The National Wealth Fund said carbon capture was “one of our priority sectors” and that it was focused “on removing barriers to private investment to sustain and accelerate the rollout of CCUS [carbon capture usage and storage] projects which drive growth across the UK.”
BP, Equinor and TotalEnergies declined to separately comment.
Sir Keir Starmer’s Labour government has made a big bet on carbon capture technology, announcing in October up to £21.7bn in support for the technology over 25 years.
Its provision for the sector includes direct revenue support, licences to charge consumers, and protection against risks and contract termination.
Some green campaigners are opposed to the technology, arguing that it risks prolonging fossil fuel industries without capturing all their emissions, and that there is a danger of tying up investment that could be better spent on renewables.
The Teesside project is the first big carbon capture scheme to receive government backing as part of Labour’s plans to decarbonise the UK’s electricity system by 2030.
The gas-fired power station will be operating by 2028 with the capacity to supply more than 1mn homes, with about 2mn tons of carbon dioxide per year captured and stored, according to the developers.
Last week, ministers announced they had signed contracts with the projects, allowing them to reach financial close, but details of the full extent of the support were not disclosed.
Ed Miliband, energy secretary, described the project as “the government’s mission to make the UK a clean energy superpower in action”.
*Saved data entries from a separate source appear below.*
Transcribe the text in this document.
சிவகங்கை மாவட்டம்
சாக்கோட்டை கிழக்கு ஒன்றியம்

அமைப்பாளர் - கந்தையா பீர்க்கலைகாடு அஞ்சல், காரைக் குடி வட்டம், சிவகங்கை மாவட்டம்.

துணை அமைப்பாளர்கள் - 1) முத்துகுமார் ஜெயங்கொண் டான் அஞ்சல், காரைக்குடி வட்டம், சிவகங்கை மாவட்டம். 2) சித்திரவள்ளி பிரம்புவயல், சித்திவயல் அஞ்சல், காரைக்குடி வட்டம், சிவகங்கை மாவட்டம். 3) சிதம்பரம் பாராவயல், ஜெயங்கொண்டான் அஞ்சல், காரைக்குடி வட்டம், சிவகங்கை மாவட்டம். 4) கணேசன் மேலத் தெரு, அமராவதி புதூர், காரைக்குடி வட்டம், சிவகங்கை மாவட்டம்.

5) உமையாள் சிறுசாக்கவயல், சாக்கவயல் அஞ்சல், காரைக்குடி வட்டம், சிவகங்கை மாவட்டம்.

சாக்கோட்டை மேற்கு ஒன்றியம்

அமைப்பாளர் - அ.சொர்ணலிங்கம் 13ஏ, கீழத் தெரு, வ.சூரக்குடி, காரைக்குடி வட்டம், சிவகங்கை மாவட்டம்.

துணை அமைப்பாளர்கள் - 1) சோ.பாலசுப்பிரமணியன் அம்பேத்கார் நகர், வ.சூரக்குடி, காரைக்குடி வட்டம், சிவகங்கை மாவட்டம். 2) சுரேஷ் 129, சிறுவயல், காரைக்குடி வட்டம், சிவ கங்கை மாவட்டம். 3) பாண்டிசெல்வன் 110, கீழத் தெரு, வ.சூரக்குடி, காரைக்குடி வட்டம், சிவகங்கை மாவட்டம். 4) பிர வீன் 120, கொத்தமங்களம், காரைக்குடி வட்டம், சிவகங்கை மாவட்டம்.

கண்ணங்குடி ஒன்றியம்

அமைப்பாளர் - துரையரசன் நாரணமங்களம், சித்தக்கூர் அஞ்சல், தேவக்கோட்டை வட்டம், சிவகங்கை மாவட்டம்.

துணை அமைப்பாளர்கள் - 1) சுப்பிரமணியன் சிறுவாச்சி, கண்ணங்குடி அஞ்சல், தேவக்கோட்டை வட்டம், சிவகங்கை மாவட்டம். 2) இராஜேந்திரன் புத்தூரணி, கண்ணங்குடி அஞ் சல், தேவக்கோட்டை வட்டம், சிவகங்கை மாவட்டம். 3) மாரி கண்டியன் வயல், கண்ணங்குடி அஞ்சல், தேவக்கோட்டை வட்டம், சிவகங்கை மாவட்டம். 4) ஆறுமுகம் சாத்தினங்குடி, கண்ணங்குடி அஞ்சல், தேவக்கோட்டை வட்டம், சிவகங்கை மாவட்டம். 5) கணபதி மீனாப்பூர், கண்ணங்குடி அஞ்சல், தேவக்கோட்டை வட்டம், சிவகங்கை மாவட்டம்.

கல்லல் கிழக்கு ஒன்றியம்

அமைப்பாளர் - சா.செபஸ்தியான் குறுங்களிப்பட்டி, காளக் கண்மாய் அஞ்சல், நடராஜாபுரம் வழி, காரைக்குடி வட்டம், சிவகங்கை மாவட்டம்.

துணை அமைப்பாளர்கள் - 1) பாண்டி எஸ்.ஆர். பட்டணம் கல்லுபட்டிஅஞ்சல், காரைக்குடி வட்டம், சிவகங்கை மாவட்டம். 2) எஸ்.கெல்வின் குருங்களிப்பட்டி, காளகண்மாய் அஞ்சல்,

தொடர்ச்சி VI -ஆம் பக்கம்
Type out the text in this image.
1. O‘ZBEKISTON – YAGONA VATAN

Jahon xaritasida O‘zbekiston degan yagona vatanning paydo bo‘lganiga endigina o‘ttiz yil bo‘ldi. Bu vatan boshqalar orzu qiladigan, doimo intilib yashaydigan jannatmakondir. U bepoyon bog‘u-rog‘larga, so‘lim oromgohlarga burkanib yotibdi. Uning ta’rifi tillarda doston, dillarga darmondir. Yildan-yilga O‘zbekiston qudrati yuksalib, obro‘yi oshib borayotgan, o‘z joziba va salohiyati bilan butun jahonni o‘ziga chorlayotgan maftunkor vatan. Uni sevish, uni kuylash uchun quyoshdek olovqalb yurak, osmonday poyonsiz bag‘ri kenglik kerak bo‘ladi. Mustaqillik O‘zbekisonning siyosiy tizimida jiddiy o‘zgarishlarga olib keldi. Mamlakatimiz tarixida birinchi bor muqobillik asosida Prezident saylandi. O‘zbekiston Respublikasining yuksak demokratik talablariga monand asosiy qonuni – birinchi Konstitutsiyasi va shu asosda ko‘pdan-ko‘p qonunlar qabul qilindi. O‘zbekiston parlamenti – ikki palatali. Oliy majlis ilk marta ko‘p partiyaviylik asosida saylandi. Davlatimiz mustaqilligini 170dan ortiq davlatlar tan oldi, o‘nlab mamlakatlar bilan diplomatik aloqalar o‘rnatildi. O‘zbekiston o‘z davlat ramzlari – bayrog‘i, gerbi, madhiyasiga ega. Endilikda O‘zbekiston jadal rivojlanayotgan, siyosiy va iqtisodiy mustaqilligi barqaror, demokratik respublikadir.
Ministers told parliament last month the government’s maximum exposure to the Teesside project and similar schemes around Liverpool was £34.4bn but that the likely figure was far lower.
The Teesside power station as well as the onshore pipelines were given planning permission by the former Conservative government in February.
Andrew Boswell, the campaigner who is challenging the project in court over its carbon footprint, told the FT the government had taken an “extraordinary risk” for potential compensation “to industry, lenders and investors who were not prepared to take the risk themselves”.
In his court case, he argues that the government had not given “legally adequate” reasons for concluding that the project would help the UK’s decarbonisation goals when planning permission was granted.
His challenge to the onshore planning permission was rejected by the High Court, but he was allowed to appeal and a hearing is due to take place at the Court of Appeal in March.
Separately, ministers said last week that they were considering limiting the number of times claimants could request a judicial review of large infrastructure projects to avoid slowing down development.